A key part of our program is engaging future health care workers as health coaches, deploying them on interdisciplinary teams that follow patients and their families longitudinally. They meet regularly with patients who are experiencing chronic conditions and who have a history of frequent hospitalizations and/or high overall utilization. This helps build relationships that can prevent readmissions and lead to improved outcomes and value for patients as they follow the physician’s care plan.

As industry stakeholders, we all need to realize we’re not competing with each other. In neglecting to share our insights and experiences, we’ve been wasting tremendous effort and financial resources.
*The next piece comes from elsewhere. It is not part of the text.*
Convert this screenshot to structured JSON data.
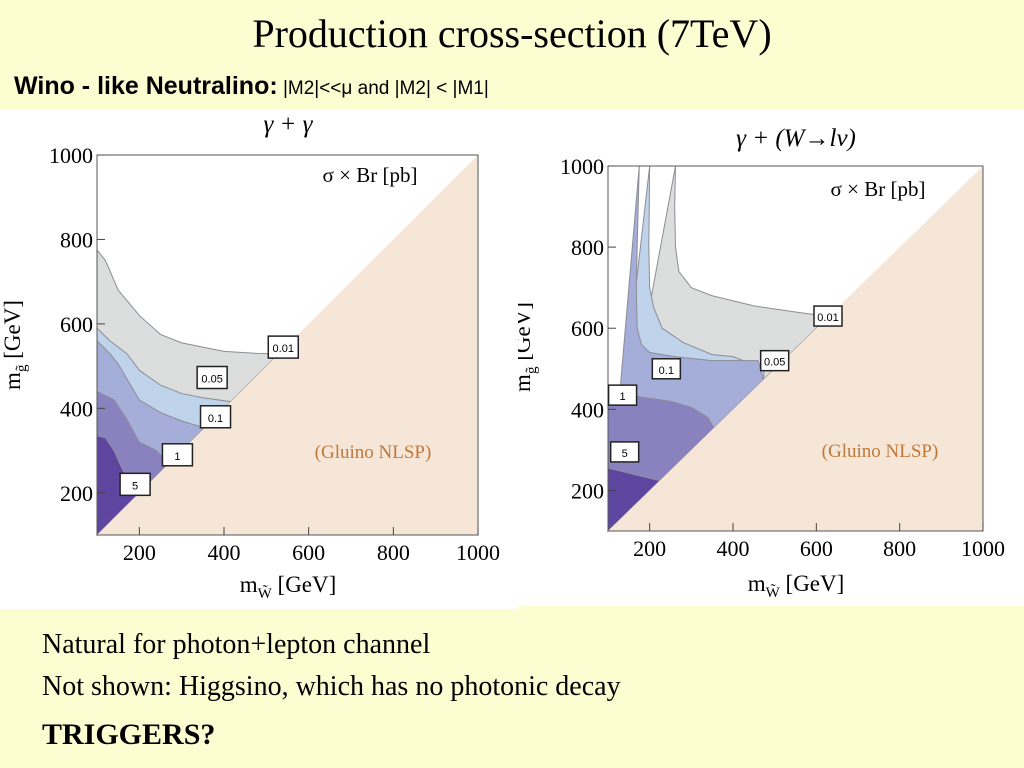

We see the LAN as a forum for breaking down the industry silos that are impeding our collective progress. These silos are found not only within hospitals, health care systems, and communities, but also among providers.

We must allocate time to focus on learning networks like the LAN that share information with others. Many physicians say that they can’t make time for additional learning. This has to change. We have to reformulate physician education in a way that truly enables us to leverage and share key insights. That will be the crux of the cultural shift we need.

Again, many physicians are frustrated. They’re asked to do more with less and often sense they are becoming merchandized rather than patient-focused. I hope that through constructive strategies like the LAN, we can reverse those trends, coalesce our knowledge, and become a voice of advocacy for extending high-quality, affordable care to our communities.